The duo Girlpool opened the show with their fun and powerful set. Based out of Los Angeles, Girlpool consists of members Cleo and Harmony, who switch off on bass and guitar and share vocal responsibilities. Their songs sounded simplistic, but not to their detriment. The two members would sing at the same time, while whoever was playing guitar played simply along with the bass; not relying on riffs or other traditional guitar techniques for the most part, but simply strumming. For Girlpool, this method works, especially in accompaniment with both members’ powerful vocals.
In addition to being incredibly musically talented, the friendship between the two members was adorable to witness. They complimented each other throughout the set, and took turns cracking jokes to one another, adding to the fun environment their set created.

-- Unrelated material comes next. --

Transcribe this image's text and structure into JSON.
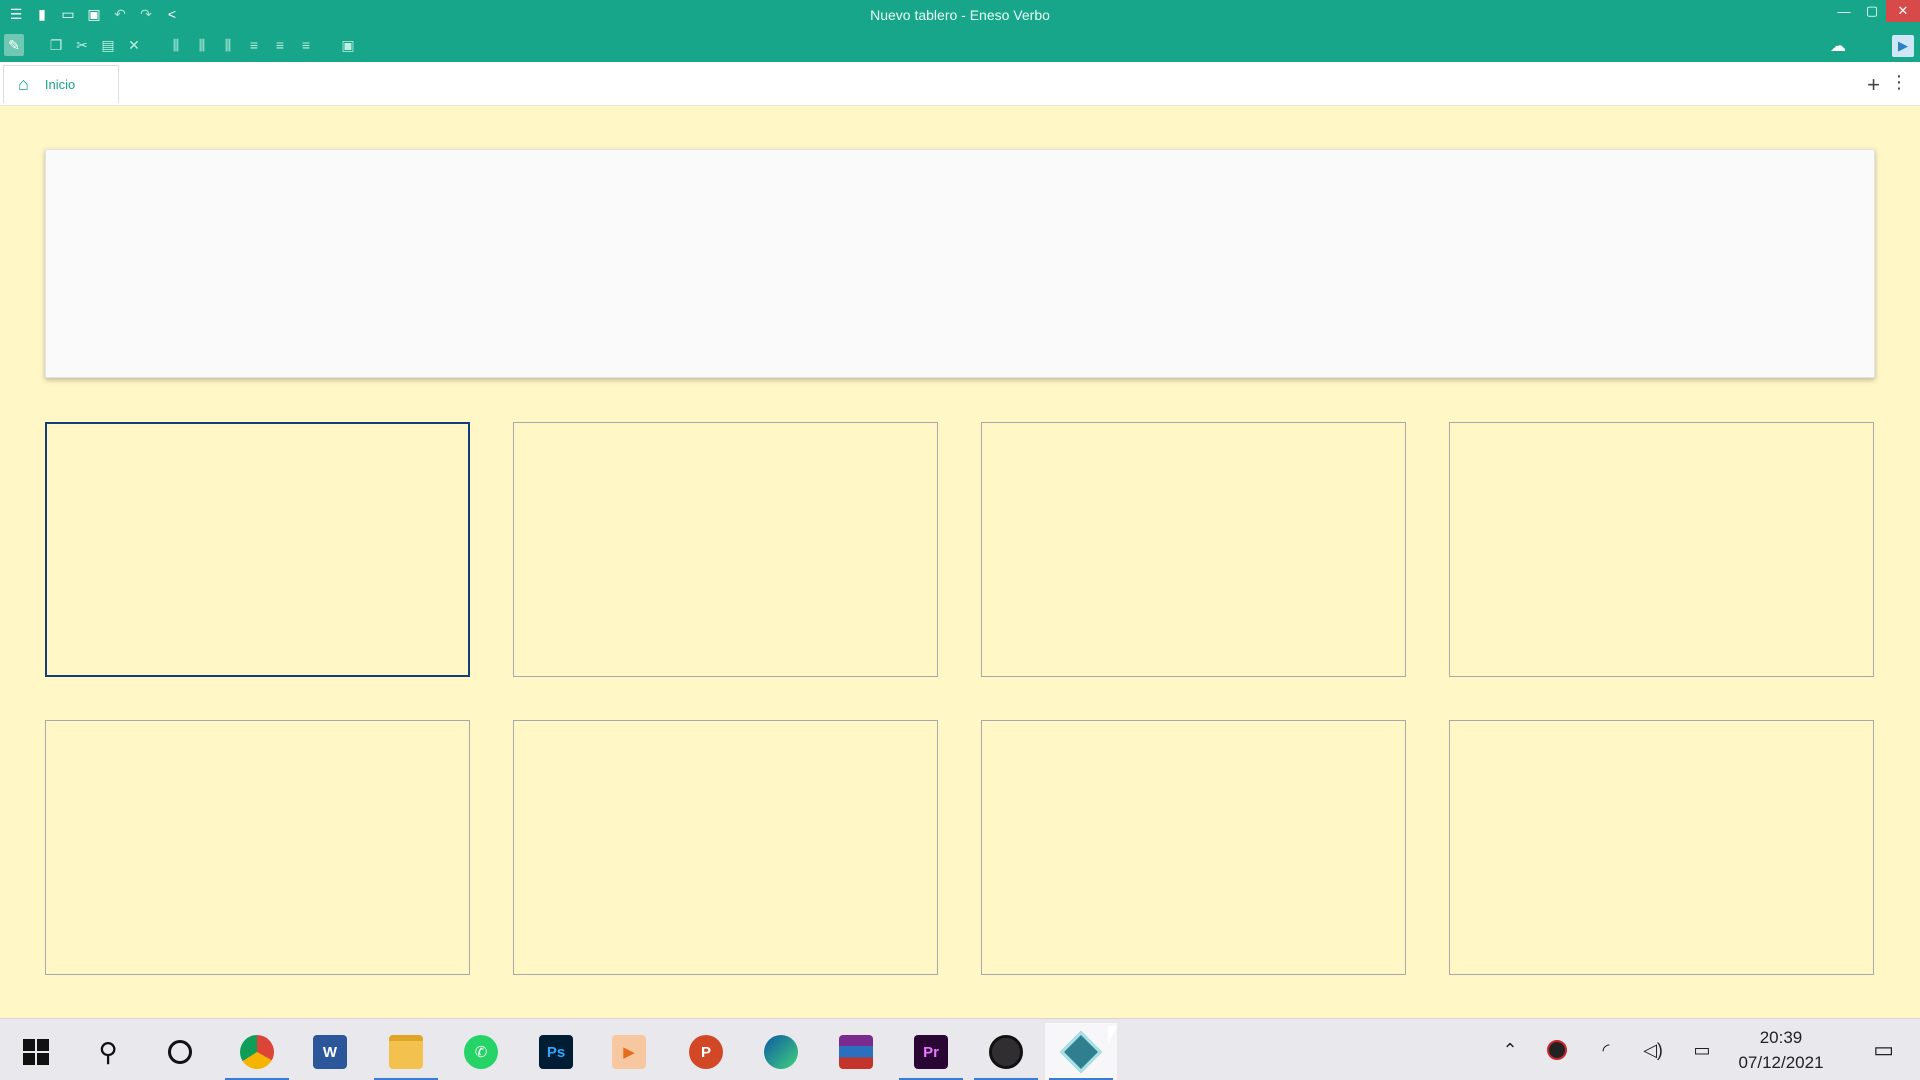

When Waxahatchee took the stage, their change and growth was clear. Instead of one woman belting out her songs in front of basements of people involved in the DIY punk scene, Crutchfield is now supported by a backing band when she plays live, which also contains her twin sister, Alison (of Swearin, P.S. Eliot).
The live band complimented the new sound Crutchfield embraces on her most recent album “Ivy Tripp,” released April 7. The additional musicianship gives her music a new, powerful approach, and the songs off of “Ivy Tripp” are more suited to a full band approach. They have even found a good way to take older songs and turn them into songs that sound phenomenal with a full band approach.
In addition to the complementary music that compliments Crutchfield’s haunting lyrics, her voice is tremendously powerful and is able to carry an already outstanding set.
Crutchfield’s lack of communication with the crowd beyond the occassional “thank you,” and the fact that Waxhatchee’s songs are so personal made it feel like the crowd was intruding at points, but her songs aren’t too personal to be unrelatable. This helped to create an even greater connection between the fans and Waxahatchee.
One of the highlights of the show was Waxahatchee’s encore, in which Crutchfield emerged, solo, to a burst of cheers and screams, to perform “Grass Stain.” She finished the show with fan-favorite, “Bathtub,” coming full circle to the beginnings of her solo debut, by herself with an acoustic guitar.
Although she has come so far from the origins of Waxahatchee — her music has been featured on “The Walking Dead,” she opened for Tegan and Sara on their UK tour before heading out an a UK tour of her own and her second album, “Cerulean Salt,” reached number one on the Official Record Store Chart in 2013 — it’s still easy to picture Crutchfield as the same woman who recorded her feelings of loss and heartbreak on her own in a bedroom.